Marlène De bank - L'alerte environnementale et énergétique

En tant qu'experte du Shift Project, elle a porté une alerte sur l'impact physique et non durable de l'infrastructure de l'IA, démontant le mythe d'un numérique immatériel.
  • Des chiffres alarmants : D'ici 2030, les data centers dédiés à l'IA pourraient émettre deux fois les émissions de GES de la France et multiplier par quatre la consommation électrique du secteur en France.
  • Conflit d'usage des ressources : Cette surconsommation électrique et en eau entre en concurrence directe avec les besoins de décarbonation de l'industrie et des transports, ainsi qu'avec les besoins agricoles et humains.
  • L'inefficacité des gains d'efficience : Les améliorations technologiques sont réelles mais totalement submergées par l'explosion des usages (effet rebond). La taille des modèles d'IA a été multipliée par 10 000 en 2 ans, rendant les gains d'efficacité marginaux. La seule solution est la sobriété.
  • Message central : "Quand on parle d'IA, on parle climat." L'impact environnemental doit être un prérequis à toute discussion sur le déploiement de l'IA.
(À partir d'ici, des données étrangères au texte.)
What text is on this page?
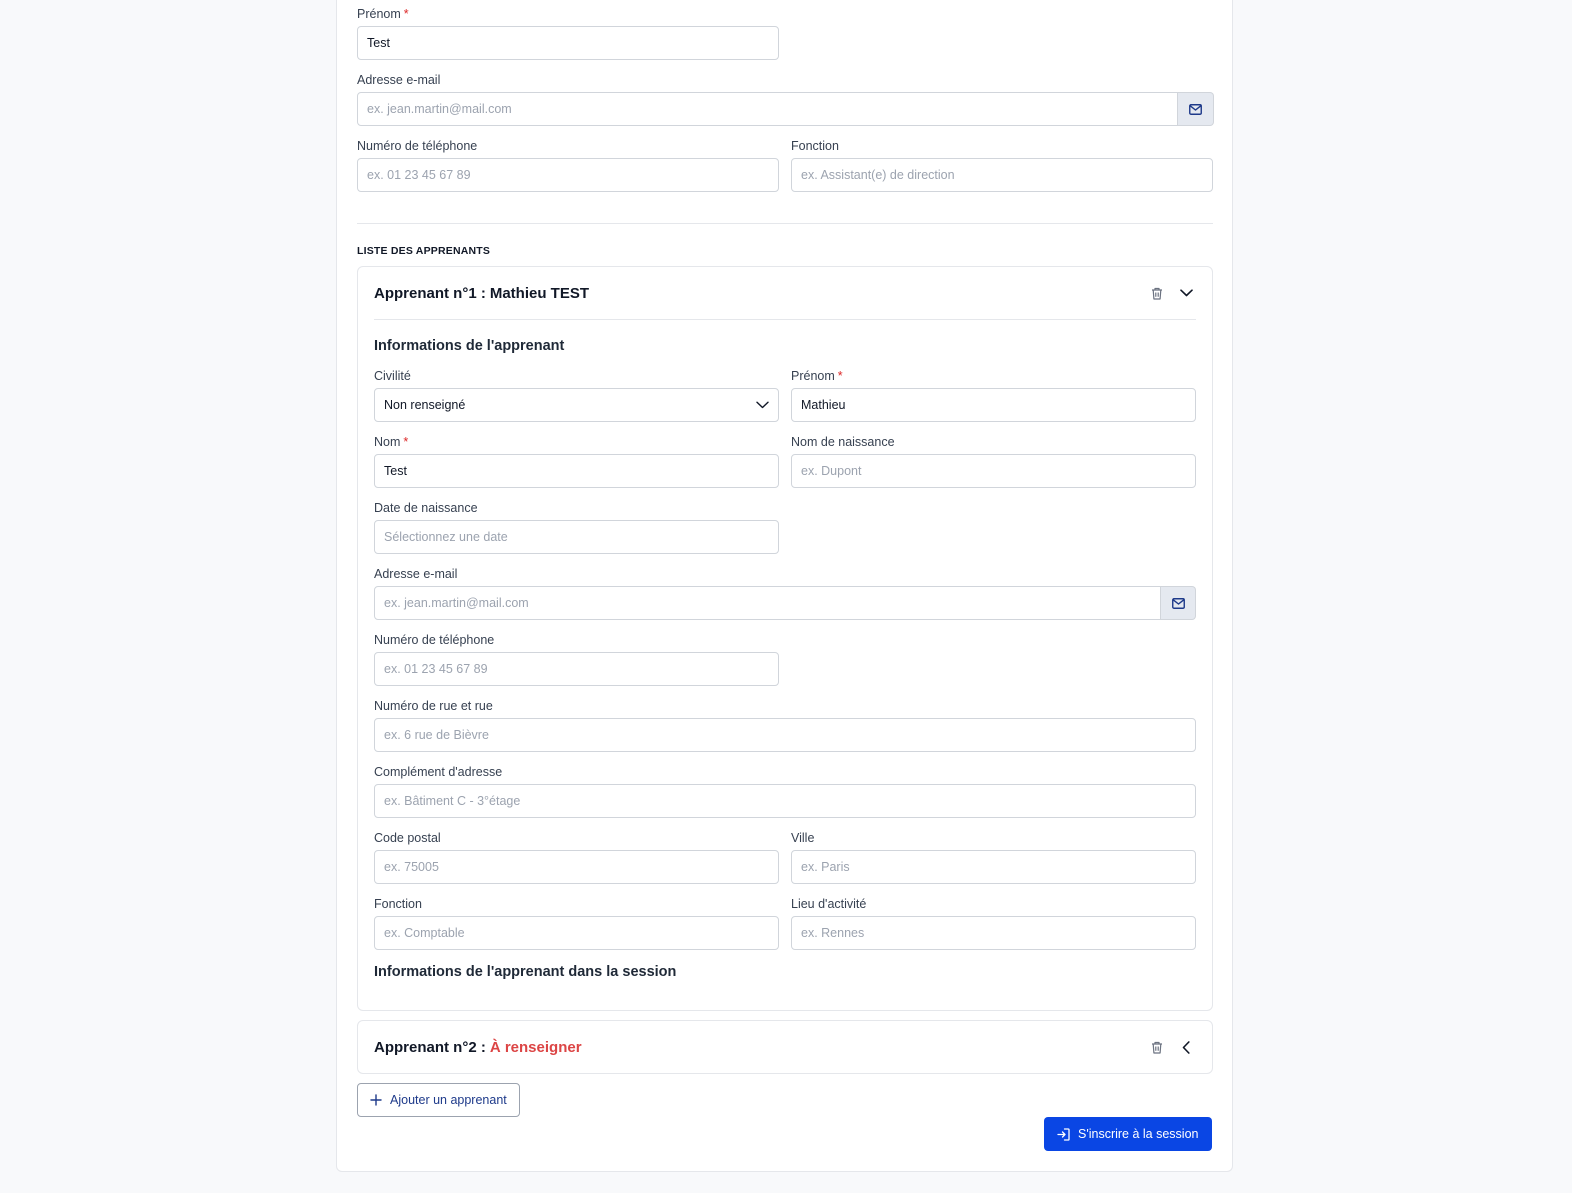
Prénom *
Test
Adresse e-mail
ex. jean.martin@mail.com
Numéro de téléphone
ex. 01 23 45 67 89
Fonction
ex. Assistant(e) de direction
LISTE DES APPRENANTS
Apprenant n°1 : Mathieu TEST
Informations de l'apprenant
Civilité
Non renseigné
Prénom *
Mathieu
Nom *
Test
Nom de naissance
ex. Dupont
Date de naissance
Sélectionnez une date
Adresse e-mail
ex. jean.martin@mail.com
Numéro de téléphone
ex. 01 23 45 67 89
Numéro de rue et rue
ex. 6 rue de Bièvre
Complément d'adresse
ex. Bâtiment C - 3°étage
Code postal
ex. 75005
Ville
ex. Paris
Fonction
ex. Comptable
Lieu d'activité
ex. Rennes
Informations de l'apprenant dans la session
Apprenant n°2 : À renseigner
Ajouter un apprenant
S'inscrire à la session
Laurent Félix - La perspective du praticien de l'IA

En tant que dirigeant d'une entreprise d'IA et acteur de la Convention des Entreprises pour le Climat, il a plaidé pour une approche pragmatique et intentionnelle.
  • Démystifier l'IA : Il a simplifié la vision de l'IA en quatre grands types (déterministe, prédictive, générative, agentique) pour mieux en cerner les usages.
  • L'importance de l'intentionnalité : La question fondamentale pour un dirigeant ne doit pas être "Que peut faire l'IA ?" mais "Que doit faire l'IA ?". Il faut partir des enjeux stratégiques de l'entreprise (performance, durabilité, résilience) et utiliser l'IA comme un outil ciblé, et non comme une fin en soi.
  • Exemples d'IA vertueuse : Il a cité des cas d'usage concrets où l'IA peut servir la RSE, comme l'aide au reporting CSRD pour en faire un levier de transformation, ou l'optimisation de l'éco-conception des produits.
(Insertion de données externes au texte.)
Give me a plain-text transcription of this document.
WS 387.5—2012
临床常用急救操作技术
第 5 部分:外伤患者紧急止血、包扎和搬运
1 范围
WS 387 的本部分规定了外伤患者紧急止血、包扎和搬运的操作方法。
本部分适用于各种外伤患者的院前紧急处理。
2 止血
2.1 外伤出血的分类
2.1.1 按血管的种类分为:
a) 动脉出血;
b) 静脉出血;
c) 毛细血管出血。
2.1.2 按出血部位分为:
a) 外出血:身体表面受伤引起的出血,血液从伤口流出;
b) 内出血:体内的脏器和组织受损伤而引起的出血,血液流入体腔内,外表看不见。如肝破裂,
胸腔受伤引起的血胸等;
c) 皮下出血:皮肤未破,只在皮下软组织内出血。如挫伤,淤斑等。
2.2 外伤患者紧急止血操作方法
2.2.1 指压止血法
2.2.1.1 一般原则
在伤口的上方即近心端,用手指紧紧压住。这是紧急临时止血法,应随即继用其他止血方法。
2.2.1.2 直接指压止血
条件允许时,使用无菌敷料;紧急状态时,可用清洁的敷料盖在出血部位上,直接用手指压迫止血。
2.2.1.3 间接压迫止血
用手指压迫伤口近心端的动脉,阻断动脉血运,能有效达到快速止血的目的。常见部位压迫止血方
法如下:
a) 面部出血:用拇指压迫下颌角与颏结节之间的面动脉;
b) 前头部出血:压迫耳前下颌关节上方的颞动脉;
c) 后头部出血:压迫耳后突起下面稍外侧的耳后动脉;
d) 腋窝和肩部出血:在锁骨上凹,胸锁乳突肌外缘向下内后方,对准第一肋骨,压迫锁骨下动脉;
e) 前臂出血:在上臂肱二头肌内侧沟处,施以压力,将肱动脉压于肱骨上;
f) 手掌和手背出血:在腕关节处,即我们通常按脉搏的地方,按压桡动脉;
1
Hélène Le Téno - La Défense de l'intelligence humaine

La présidente de la Earth Leadership University a mis en garde contre le risque que l'IA "écrabouille notre intelligence humaine", en particulier nos capacités les plus précieuses.
  • L'érosion des capacités humaines : Certains usages de l'IA menacent des dimensions fondamentales de l'humain : la sensibilité, la responsabilité, l'authenticité et la liberté.
  • La perte de l'intuition experte : Le cas de la supply chain pendant le COVID a montré que la sur-confiance dans une IA prédictive a atrophié l'intuition des équipes, les rendant incapables de gérer une rupture imprévue.
  • La valeur du lien humain : L'exemple de la fintech Klarna, qui a réembauché après avoir licencié au profit de chatbots, prouve que la relation humaine est une source de valeur et non un simple coût.
  • Le rôle du courage : Face aux algorithmes, les leaders doivent cultiver le courage de dire non, de questionner les résultats et de faire des choix qui préservent le capital humain de l'entreprise.

En synthèse, cette conférence a clairement établi que l'intégration de l'IA dans nos organisations est avant tout un enjeu de gouvernance, de stratégie et de responsabilité. Ignorer ses impacts sociaux et environnementaux reviendrait à construire la performance de demain sur des fondations insoutenables.

Pour une entreprise comme Powness, l'audit de durabilité doit désormais intégrer une analyse critique des choix technologiques liés à l'IA.